The head of the world’s largest pilots union urged the airline industry on Monday to find ways to alleviate the rising costs of aviators’ schooling, saying a shortage of regional airline pilots looms in the United States.
The expensive education required to become a pilot, coupled with the low wages and benefits of entry-level jobs, is deterring the next generation of pilots from entering the profession, Tim Canoll, president of the Air Line Pilots Association, International (ALPA), said in an interview.
That could result in service cuts to small U.S. cities and hurt regional carriers where many commercial pilots get their start, such as Republic Airways Holdings Inc. and SkyWest Inc., which larger U.S. airlines contract to operate low-demand routes.

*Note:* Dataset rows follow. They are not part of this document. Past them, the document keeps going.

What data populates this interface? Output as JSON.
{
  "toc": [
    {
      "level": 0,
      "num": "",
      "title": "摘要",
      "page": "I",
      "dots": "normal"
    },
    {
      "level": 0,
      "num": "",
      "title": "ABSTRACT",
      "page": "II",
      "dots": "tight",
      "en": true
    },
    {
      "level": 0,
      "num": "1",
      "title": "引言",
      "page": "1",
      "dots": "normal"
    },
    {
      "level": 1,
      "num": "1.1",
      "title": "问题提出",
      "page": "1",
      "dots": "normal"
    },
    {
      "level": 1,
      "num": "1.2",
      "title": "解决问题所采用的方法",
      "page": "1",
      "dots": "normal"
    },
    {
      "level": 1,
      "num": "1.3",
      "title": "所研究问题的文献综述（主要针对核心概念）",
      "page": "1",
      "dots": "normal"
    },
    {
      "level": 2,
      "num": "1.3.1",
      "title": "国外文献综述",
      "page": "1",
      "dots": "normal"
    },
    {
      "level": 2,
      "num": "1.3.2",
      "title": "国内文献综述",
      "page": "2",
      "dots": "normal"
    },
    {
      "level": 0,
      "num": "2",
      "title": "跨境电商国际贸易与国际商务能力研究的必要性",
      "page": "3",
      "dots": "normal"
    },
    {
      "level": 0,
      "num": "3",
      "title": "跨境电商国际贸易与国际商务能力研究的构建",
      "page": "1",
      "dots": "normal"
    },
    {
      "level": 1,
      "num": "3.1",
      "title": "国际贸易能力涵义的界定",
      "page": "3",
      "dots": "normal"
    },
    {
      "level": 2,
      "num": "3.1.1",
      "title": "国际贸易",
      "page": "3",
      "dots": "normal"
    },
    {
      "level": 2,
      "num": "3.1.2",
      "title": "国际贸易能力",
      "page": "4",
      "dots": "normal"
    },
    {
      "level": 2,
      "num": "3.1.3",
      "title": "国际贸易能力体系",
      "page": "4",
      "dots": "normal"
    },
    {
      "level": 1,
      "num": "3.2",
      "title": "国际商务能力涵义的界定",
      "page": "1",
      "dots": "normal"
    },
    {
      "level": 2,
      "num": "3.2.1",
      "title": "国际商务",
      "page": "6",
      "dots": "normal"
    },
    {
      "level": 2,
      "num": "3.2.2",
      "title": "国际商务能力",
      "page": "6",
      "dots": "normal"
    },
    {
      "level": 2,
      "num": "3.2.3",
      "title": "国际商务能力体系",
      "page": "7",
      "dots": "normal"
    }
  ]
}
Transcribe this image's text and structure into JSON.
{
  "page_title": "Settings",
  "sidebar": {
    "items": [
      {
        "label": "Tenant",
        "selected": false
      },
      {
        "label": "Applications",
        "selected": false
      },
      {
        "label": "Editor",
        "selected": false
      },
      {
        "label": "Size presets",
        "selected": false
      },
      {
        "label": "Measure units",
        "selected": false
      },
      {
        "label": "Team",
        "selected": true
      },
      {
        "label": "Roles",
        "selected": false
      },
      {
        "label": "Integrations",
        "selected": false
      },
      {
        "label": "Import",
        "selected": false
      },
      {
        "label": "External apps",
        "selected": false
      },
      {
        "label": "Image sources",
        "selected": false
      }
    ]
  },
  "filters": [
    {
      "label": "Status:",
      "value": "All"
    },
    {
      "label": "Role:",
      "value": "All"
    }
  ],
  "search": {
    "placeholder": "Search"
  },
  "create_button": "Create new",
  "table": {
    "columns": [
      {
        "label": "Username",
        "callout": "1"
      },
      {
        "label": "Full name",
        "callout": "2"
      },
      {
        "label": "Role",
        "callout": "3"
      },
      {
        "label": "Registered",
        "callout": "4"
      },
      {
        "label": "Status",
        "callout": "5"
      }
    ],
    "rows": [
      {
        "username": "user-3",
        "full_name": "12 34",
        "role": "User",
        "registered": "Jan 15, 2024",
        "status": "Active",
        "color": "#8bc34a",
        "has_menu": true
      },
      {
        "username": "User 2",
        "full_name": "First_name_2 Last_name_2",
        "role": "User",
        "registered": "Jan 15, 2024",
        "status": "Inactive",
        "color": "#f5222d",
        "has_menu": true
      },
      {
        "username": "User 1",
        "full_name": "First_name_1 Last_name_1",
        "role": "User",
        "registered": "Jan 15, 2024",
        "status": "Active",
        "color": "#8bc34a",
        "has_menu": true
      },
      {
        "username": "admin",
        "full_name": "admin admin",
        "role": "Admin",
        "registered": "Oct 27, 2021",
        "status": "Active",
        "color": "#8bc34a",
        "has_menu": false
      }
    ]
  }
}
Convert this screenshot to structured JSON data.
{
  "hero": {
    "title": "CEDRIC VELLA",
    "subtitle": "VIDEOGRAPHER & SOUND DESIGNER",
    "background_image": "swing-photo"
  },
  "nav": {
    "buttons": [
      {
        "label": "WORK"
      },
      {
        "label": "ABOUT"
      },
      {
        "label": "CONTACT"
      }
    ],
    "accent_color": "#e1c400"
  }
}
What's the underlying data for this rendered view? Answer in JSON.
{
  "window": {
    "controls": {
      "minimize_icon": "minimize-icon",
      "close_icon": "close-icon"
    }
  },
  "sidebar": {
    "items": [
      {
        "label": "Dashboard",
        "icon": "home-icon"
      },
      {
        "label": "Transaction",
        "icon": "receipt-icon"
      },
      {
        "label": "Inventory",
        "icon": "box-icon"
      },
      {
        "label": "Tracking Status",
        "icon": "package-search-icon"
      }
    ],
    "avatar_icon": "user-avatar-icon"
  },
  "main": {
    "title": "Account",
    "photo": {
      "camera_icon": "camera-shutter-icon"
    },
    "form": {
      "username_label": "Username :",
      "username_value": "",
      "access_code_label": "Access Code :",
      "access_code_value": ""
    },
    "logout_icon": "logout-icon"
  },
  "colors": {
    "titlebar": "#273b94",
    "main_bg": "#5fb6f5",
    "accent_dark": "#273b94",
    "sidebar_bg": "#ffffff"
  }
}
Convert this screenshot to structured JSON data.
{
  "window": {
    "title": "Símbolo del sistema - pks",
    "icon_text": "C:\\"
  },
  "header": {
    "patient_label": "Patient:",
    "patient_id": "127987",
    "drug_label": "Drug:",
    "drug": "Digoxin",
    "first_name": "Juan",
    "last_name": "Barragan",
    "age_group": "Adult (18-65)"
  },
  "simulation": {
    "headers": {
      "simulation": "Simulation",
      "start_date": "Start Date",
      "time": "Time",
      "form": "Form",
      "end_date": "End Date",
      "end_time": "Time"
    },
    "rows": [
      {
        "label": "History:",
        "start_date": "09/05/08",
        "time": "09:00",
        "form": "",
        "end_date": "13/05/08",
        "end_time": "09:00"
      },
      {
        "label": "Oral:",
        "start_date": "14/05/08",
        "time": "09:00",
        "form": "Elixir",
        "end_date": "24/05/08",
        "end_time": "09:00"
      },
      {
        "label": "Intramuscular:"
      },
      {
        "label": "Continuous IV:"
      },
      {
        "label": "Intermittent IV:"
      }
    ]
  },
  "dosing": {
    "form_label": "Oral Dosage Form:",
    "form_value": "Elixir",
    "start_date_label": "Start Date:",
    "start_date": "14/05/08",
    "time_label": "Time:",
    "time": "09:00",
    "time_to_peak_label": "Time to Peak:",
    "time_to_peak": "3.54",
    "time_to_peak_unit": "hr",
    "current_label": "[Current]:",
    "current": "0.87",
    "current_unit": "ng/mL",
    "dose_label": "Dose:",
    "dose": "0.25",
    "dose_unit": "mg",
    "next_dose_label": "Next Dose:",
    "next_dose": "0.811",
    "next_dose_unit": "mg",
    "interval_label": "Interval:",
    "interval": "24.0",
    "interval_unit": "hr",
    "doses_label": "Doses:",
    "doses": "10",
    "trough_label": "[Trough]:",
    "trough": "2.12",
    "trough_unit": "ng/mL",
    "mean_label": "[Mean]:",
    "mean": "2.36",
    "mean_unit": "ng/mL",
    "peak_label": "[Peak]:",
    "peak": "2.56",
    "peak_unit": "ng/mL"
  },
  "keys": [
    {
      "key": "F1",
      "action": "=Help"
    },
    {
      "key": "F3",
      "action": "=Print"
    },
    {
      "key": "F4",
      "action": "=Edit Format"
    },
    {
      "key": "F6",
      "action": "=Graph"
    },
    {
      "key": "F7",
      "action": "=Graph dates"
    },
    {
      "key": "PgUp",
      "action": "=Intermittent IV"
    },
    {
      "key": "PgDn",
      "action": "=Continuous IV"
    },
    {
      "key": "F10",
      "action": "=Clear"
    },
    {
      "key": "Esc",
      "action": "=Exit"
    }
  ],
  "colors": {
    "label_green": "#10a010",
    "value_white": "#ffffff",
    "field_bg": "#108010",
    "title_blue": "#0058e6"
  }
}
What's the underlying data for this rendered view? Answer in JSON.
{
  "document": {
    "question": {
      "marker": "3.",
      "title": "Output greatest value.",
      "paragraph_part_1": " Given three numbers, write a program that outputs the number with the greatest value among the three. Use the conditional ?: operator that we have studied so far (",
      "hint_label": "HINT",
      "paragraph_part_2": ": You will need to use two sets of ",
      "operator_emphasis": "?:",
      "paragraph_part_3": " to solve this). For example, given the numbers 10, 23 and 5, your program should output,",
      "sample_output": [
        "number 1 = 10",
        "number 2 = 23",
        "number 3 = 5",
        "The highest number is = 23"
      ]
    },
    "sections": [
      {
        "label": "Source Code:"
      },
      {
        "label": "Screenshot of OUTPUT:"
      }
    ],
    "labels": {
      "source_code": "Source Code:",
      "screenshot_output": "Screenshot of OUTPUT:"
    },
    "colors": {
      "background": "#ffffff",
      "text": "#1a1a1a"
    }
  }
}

Republic said in July that a shortage of pilots and an ongoing labour dispute forced it to fly less than forecast, causing second-quarter income to fall 79 per cent year-over-year. The company’s share price has plunged.
Canoll said ALPA, which does not represent pilots at Republic, currently sees no shortage of available candidates for U.S. airlines including Republic. There were roughly two government-approved pilots for every aviator job in the United States in 2014, according to the union, which represents pilot groups at 31 U.S. and Canadian airlines.
But demand for pilots is expected to jump in the next decade as U.S. airlines add planes to their fleets and thousands of pilots retire. Hiring sprees by the likes of American Airlines Group Inc and Delta Air Lines Inc may mean regional carriers are hard-pressed to find new staff.
Canoll said corporate or government-backed loans could help students pay their way through flight school. He said large U.S. airlines could also promise pilots-in-training a job after they do a stint at one of the regional carriers.
Large U.S. airlines will have to pay the regional carriers more so those companies can offer competitive wages, he added. Otherwise, carriers such as American may have to take over the routes that regionals operate.
“We have to find a way to draw the picture for a young person” considering the pilot profession, Canoll said. “They’re just not going to do it for $US22,000 a year,” he said, referring to a current typical starting salary at a regional airline.
Informal talks on how to avert a shortage are under way among industry and government stakeholders, and a formal group may be on the horizon, he said.